Role-playing game collecting spans far more than rulebooks on a shelf. A serious RPG collection may include core books, boxed sets, miniatures, dice, adventures, magazines, convention exclusives, promotional items, artwork, and memorabilia accumulated over decades.

Whether your focus is Dungeons & Dragons, Warhammer, Traveller, Call of Cthulhu, Pathfinder , or another system entirely, collections often grow into a mix of products, editions, printings, variants, and personal collecting history that becomes increasingly difficult to manage in a simple spreadsheet.

Collectaneum is designed to provide a structured registry for RPG collectors, helping preserve not only what you own, but also the context that makes each item meaningful.
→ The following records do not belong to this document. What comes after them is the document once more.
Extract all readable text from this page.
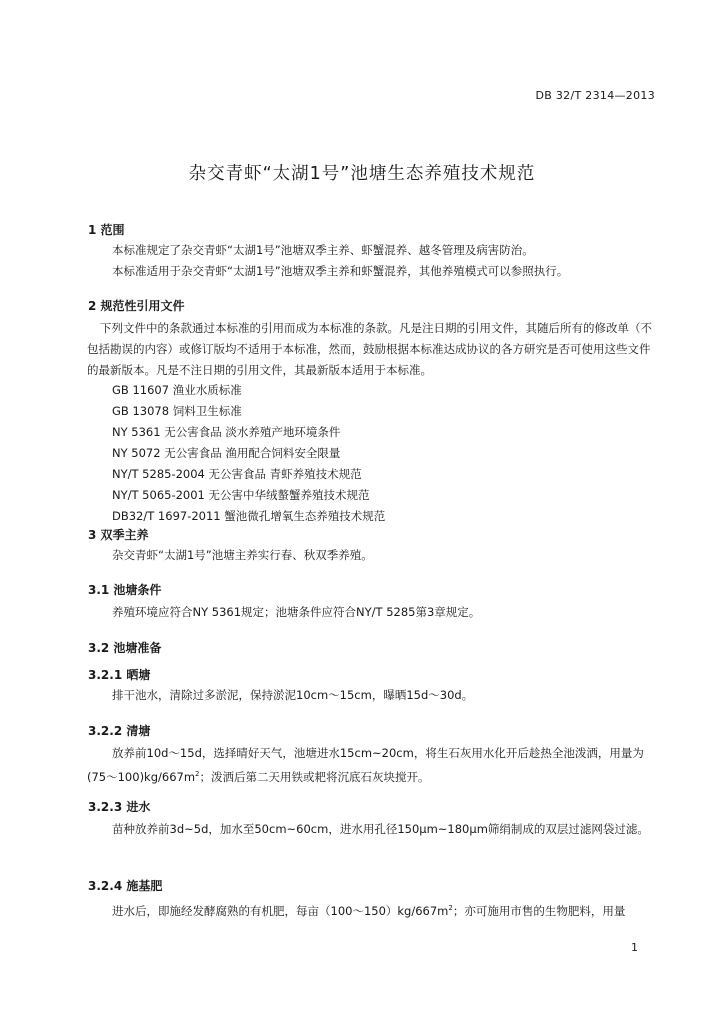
DB 32/T 2314—2013
杂交青虾“太湖1号”池塘生态养殖技术规范
1 范围

本标准规定了杂交青虾“太湖1号”池塘双季主养、虾蟹混养、越冬管理及病害防治。

本标准适用于杂交青虾“太湖1号”池塘双季主养和虾蟹混养，其他养殖模式可以参照执行。

2 规范性引用文件

下列文件中的条款通过本标准的引用而成为本标准的条款。凡是注日期的引用文件，其随后所有的修改单（不包括勘误的内容）或修订版均不适用于本标准，然而，鼓励根据本标准达成协议的各方研究是否可使用这些文件的最新版本。凡是不注日期的引用文件，其最新版本适用于本标准。

GB 11607 渔业水质标准
GB 13078 饲料卫生标准
NY 5361 无公害食品 淡水养殖产地环境条件
NY 5072 无公害食品 渔用配合饲料安全限量
NY/T 5285-2004 无公害食品 青虾养殖技术规范
NY/T 5065-2001 无公害中华绒螯蟹养殖技术规范
DB32/T 1697-2011 蟹池微孔增氧生态养殖技术规范
3 双季主养

杂交青虾“太湖1号”池塘主养实行春、秋双季养殖。

3.1 池塘条件

养殖环境应符合NY 5361规定；池塘条件应符合NY/T 5285第3章规定。

3.2 池塘准备
3.2.1 晒塘

排干池水，清除过多淤泥，保持淤泥10cm～15cm，曝晒15d～30d。

3.2.2 清塘

放养前10d～15d，选择晴好天气，池塘进水15cm~20cm，将生石灰用水化开后趁热全池泼洒，用量为$(75\sim 100)kg/667m^2$；泼洒后第二天用铁或耙将沉底石灰块搅开。

3.2.3 进水

苗种放养前3d~5d，加水至50cm~60cm，进水用孔径150μm~180μm筛绢制成的双层过滤网袋过滤。

3.2.4 施基肥

进水后，即施经发酵腐熟的有机肥，每亩$(100\sim 150)kg/667m^2$；亦可施用市售的生物肥料，用量

1
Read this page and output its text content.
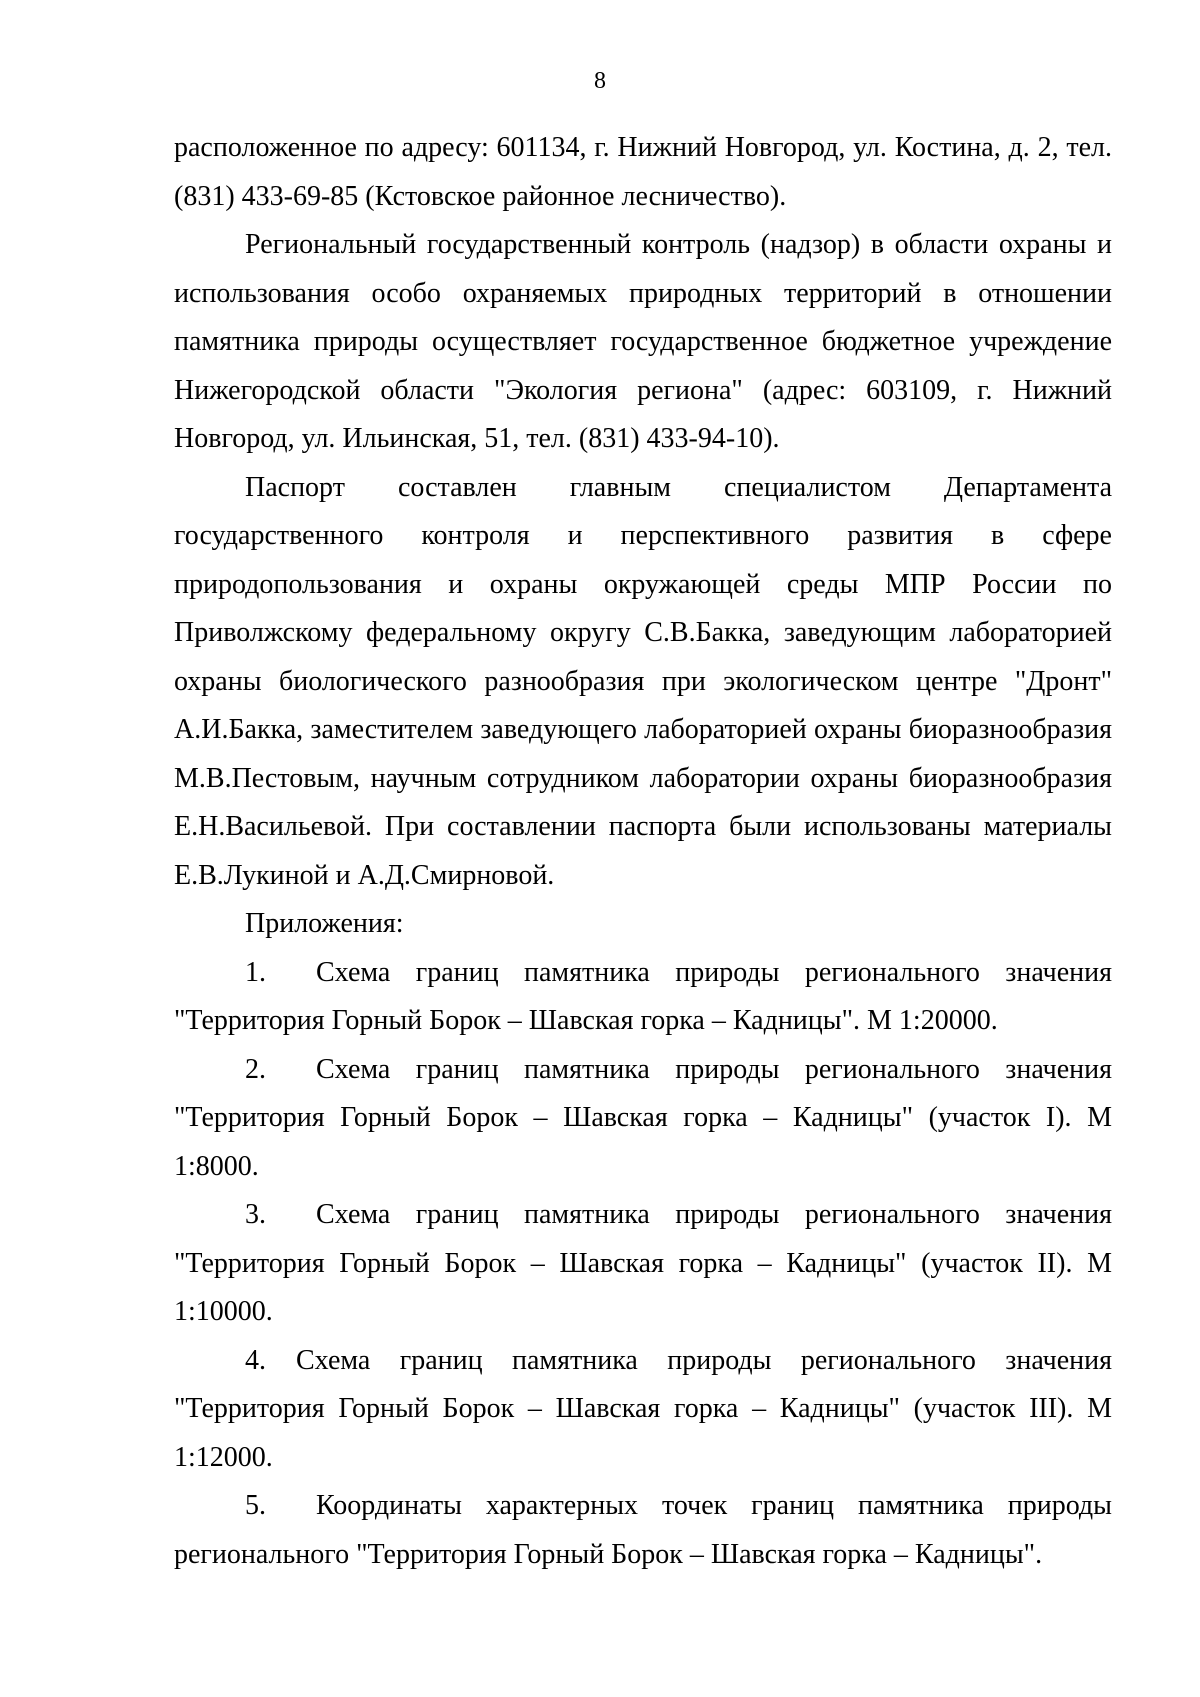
8

расположенное по адресу: 601134, г. Нижний Новгород, ул. Костина, д. 2, тел. (831) 433-69-85 (Кстовское районное лесничество).

Региональный государственный контроль (надзор) в области охраны и использования особо охраняемых природных территорий в отношении памятника природы осуществляет государственное бюджетное учреждение Нижегородской области "Экология региона" (адрес: 603109, г. Нижний Новгород, ул. Ильинская, 51, тел. (831) 433-94-10).

Паспорт составлен главным специалистом Департамента государственного контроля и перспективного развития в сфере природопользования и охраны окружающей среды МПР России по Приволжскому федеральному округу С.В.Бакка, заведующим лабораторией охраны биологического разнообразия при экологическом центре "Дронт" А.И.Бакка, заместителем заведующего лабораторией охраны биоразнообразия М.В.Пестовым, научным сотрудником лаборатории охраны биоразнообразия Е.Н.Васильевой. При составлении паспорта были использованы материалы Е.В.Лукиной и А.Д.Смирновой.

Приложения:

1. Схема границ памятника природы регионального значения "Территория Горный Борок – Шавская горка – Кадницы". М 1:20000.

2. Схема границ памятника природы регионального значения "Территория Горный Борок – Шавская горка – Кадницы" (участок I). М 1:8000.

3. Схема границ памятника природы регионального значения "Территория Горный Борок – Шавская горка – Кадницы" (участок II). М 1:10000.

4. Схема границ памятника природы регионального значения "Территория Горный Борок – Шавская горка – Кадницы" (участок III). М 1:12000.

5. Координаты характерных точек границ памятника природы регионального "Территория Горный Борок – Шавская горка – Кадницы".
Why RPG collections become difficult to track

Role-playing games have a long history of revisions, reprints, boxed sets, supplements, and promotional material. Two books may appear identical while belonging to different printings. A boxed set may be complete, incomplete, or assembled from multiple sources. Convention items and limited releases may have significance that is difficult to capture in a traditional inventory

As collections grow, notes become scattered, records become inconsistent, and collectors often find themselves relying on memory to understand their own collection.

Exploring RPG Collecting

RPG collecting spans more than books

Many collectors begin with books and boxed sets, but over time their interests often expand into related areas of the hobby.

A collection may include:

  • Core rulebooks and supplements
  • Adventures and campaign settings
  • Boxed sets and accessories
  • Dice and gaming aids
  • Miniatures and figures
  • Magazines & flyers
  • Convention exclusives and promotional items
  • Artwork and display pieces
  • Memorabilia and branded merchandise

Each category brings different collecting challenges and different information worth preserving.

Why structure matters:

As collections mature, the information surrounding an item often becomes as important as the item itself.
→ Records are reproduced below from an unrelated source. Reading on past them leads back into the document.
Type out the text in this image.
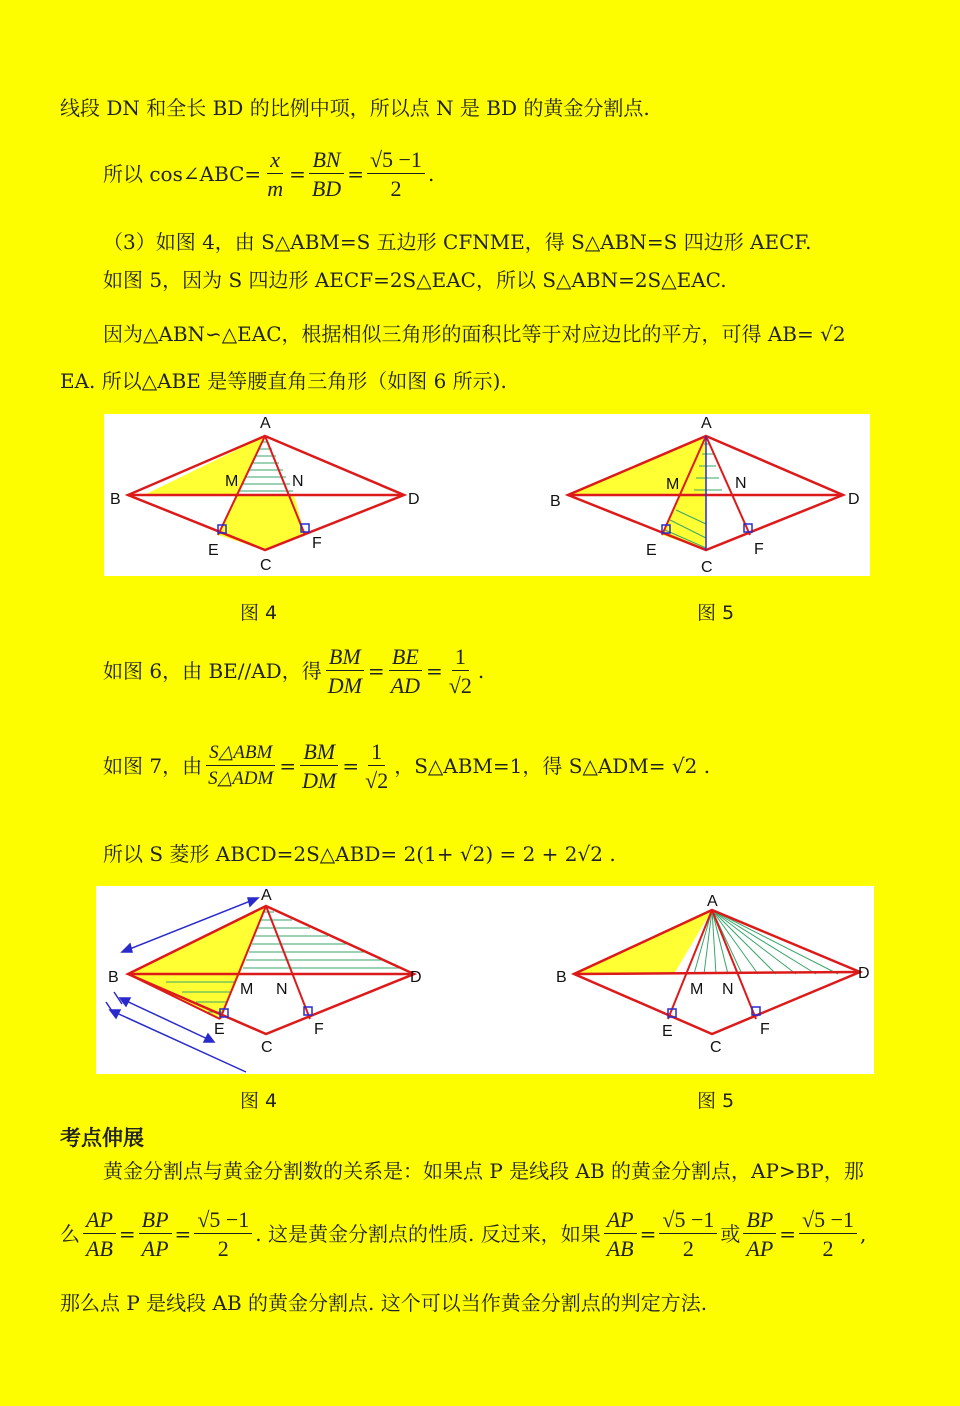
线段 DN 和全长 BD 的比例中项，所以点 N 是 BD 的黄金分割点.
所以 cos∠ABC= $\frac{x}{m} = \frac{BN}{BD} = \frac{√5 -1}{2}$ .
（3）如图 4，由 S△ABM=S 五边形 CFNME，得 S△ABN=S 四边形 AECF.
如图 5，因为 S 四边形 AECF=2S△EAC，所以 S△ABN=2S△EAC.
因为△ABN∽△EAC，根据相似三角形的面积比等于对应边比的平方，可得 AB= √2
EA. 所以△ABE 是等腰直角三角形（如图 6 所示).
A
B
C
D
E	F
M	N
A
B
C
D
E	F
M	N
图 4	图 5
如图 6，由 BE//AD，得 $\frac{BM}{DM} = \frac{BE}{AD} = \frac{1}{√2}$ .
如图 7，由 $\frac{\text{S△ABM}}{\text{S△ADM}} = \frac{BM}{DM} = \frac{1}{√2}$ ，S△ABM=1，得 S△ADM= √2 .
所以 S 菱形 ABCD=2S△ABD= 2(1+ √2) = 2 + 2√2 .
A
B
C
D
E	F
M N
A
B
C
D
E	F
M N
图 4	图 5
考点伸展
黄金分割点与黄金分割数的关系是：如果点 P 是线段 AB 的黄金分割点，AP>BP，那
么 $\frac{AP}{AB} = \frac{BP}{AP} = \frac{√5 -1}{2}$ . 这是黄金分割点的性质. 反过来，如果 $\frac{AP}{AB} = \frac{√5 -1}{2}$ 或 $\frac{BP}{AP} = \frac{√5 -1}{2}$ ,
那么点 P 是线段 AB 的黄金分割点. 这个可以当作黄金分割点的判定方法.
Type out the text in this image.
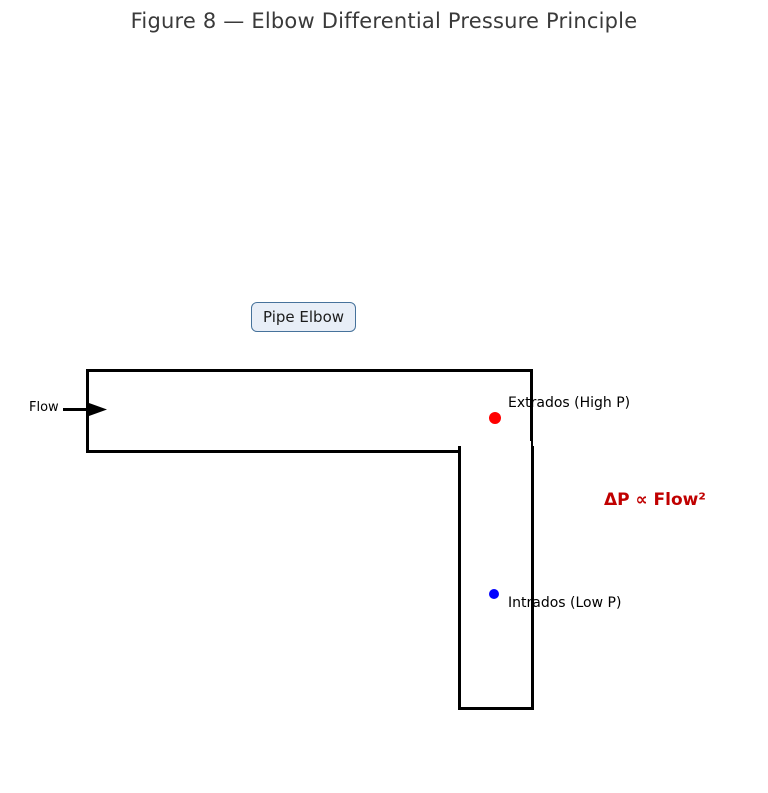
Figure 8 — Elbow Differential Pressure Principle
Pipe Elbow
Flow	Extrados (High P)
Intrados (Low P)
ΔP ∝ Flow²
  • Edition and printing information
  • Condition and completeness
  • Acquisition details
  • Ownership history and provenance
  • Valuation history
  • Notes about unusual variants or features

A structured registry helps preserve that information consistently over time.

These items are often what turn a collection from complete to truly distinctive. They deserve records that are just as structured and intentional as the larger items around them.